話し相手と目標を失った「私」は、老後の生き甲斐として、オルガの生涯について調べてみることを選ぶ。「私」は「ヘルベルト・シュリューダーと彼の北極探査」について書籍で調べ始める。そんなとき、アーデルハイト・フォルクマンという女性から手紙を受け取る。彼女は、ヘルベルト・シュリューダーとオルガ・リンケについて調べているうちに、「私」がオルガの遺産相続人になっていることを発見したという。アーデルハイトは近々「私」を訪れて、詳しい話を聞きたいと言った。

彼女が訪れる前に、「私」の興味をそそる出来事があった。「私」は昔から、絵葉書を集めていた。絵葉書の収集家というのはそれぞれテーマがあって、同じシリーズのものを集めている人が多い。「私」の「専門」はドイツ領南西アフリカものであった。インターネットの収集家のサイトで、「私」はノルウェーのトロムスー局留めの葉書を持っている人間を見つける。その人物に連絡を取ると、息子が、トルムスーの古書店で見つけてきたという。

「私」はトロムスーへ向かう。そして、トロムスー郵便局留めの郵便物を大量に所有している古書店を探し出し、そこの主人と会う。主人は、郵便局の建物が建て替えられるとき、昔の郵便局にあった、配達されなかった郵便物を引き取ったという。「私」はその主人に金を払うことを条件に、ヘルベルト・シュリューダー宛の郵便物を捜してくれるように依頼する。

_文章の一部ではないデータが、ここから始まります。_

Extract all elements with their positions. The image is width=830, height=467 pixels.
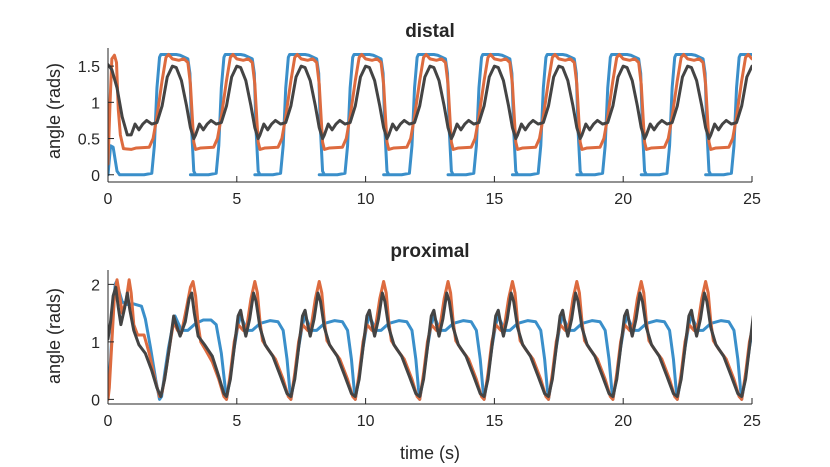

アーデルハイトが「私」を訪れる。「私」は彼女を自宅に夕食に招待する。アーデルハイトは自分の家族について語り始める。彼女の父は第二次世界大戦の前に妻を妊娠させ、その後一九五五年までソ連で捕虜になっていたという。最後の帰還兵としてドイツに戻った後、父母は上手くいかず離婚。父は一九六〇年代に肺がんで亡くなったという。父は生前、ヘルベルト・シュリューダーの北極探索について語っていた。また、オルガ・リンケという叔母のいることも。父自身は大学で建築学を勉強し、警察の警視として働いていたと娘に語っていた。

「あなたのお父さんはアイクという名前ではありませんか。」

「私」はアーデルハイトに尋ねる。アーデルハイトはアイクの娘であったのだ。

数週間後、「私」はトロムスーの骨董店の主人からの知らせを受け取る。ヘルベルト・シュリューダー宛の手紙が見つかったという。「私」はオルガから引き継いだ預金通帳に残っていた金で、主人に報酬を払い、数日後手紙の束を入手する。オルガがヘルベルト宛に書き、トロムスー局留めで送った手紙は全部で三十通あった。主に一九一三年と一九一四年のものだったが、何と、一九三十年代、四十年代、最後のものは七十年代に書かれたものであった。ヘルベルトが行方不明になってから数十年に渡って、オルガは手紙を書き続けていたのだった。「私」は、その手紙を読み始める。そして、これまで謎に包まれていたオルガという女性の生涯について知るのである・・・

 

 

<感想など>

 

三部構成である。第一部はオルガがヘルベルトと知り合い、ヘルベルトが北極で行方不明なり、その後、オルガが聴力を失い、第二次世界大戦中ドイツに移住するまで。第二部で、語り手が「私」に変わる。小学生の「私」は、同じアパートに住んでいた老女オルガと知り合い、彼女と祖母と孫のような関係になる。ある日、オルガは爆発事件の巻き添えになって死亡。私は定年退職後、妻を失い、オルガの伝記を書こうと決心し、その準備を始める。その時、オルガがヘルベルトに書いた手紙の束に行き当たる。第三部は、オルガがヘルベルトに書いた手紙である。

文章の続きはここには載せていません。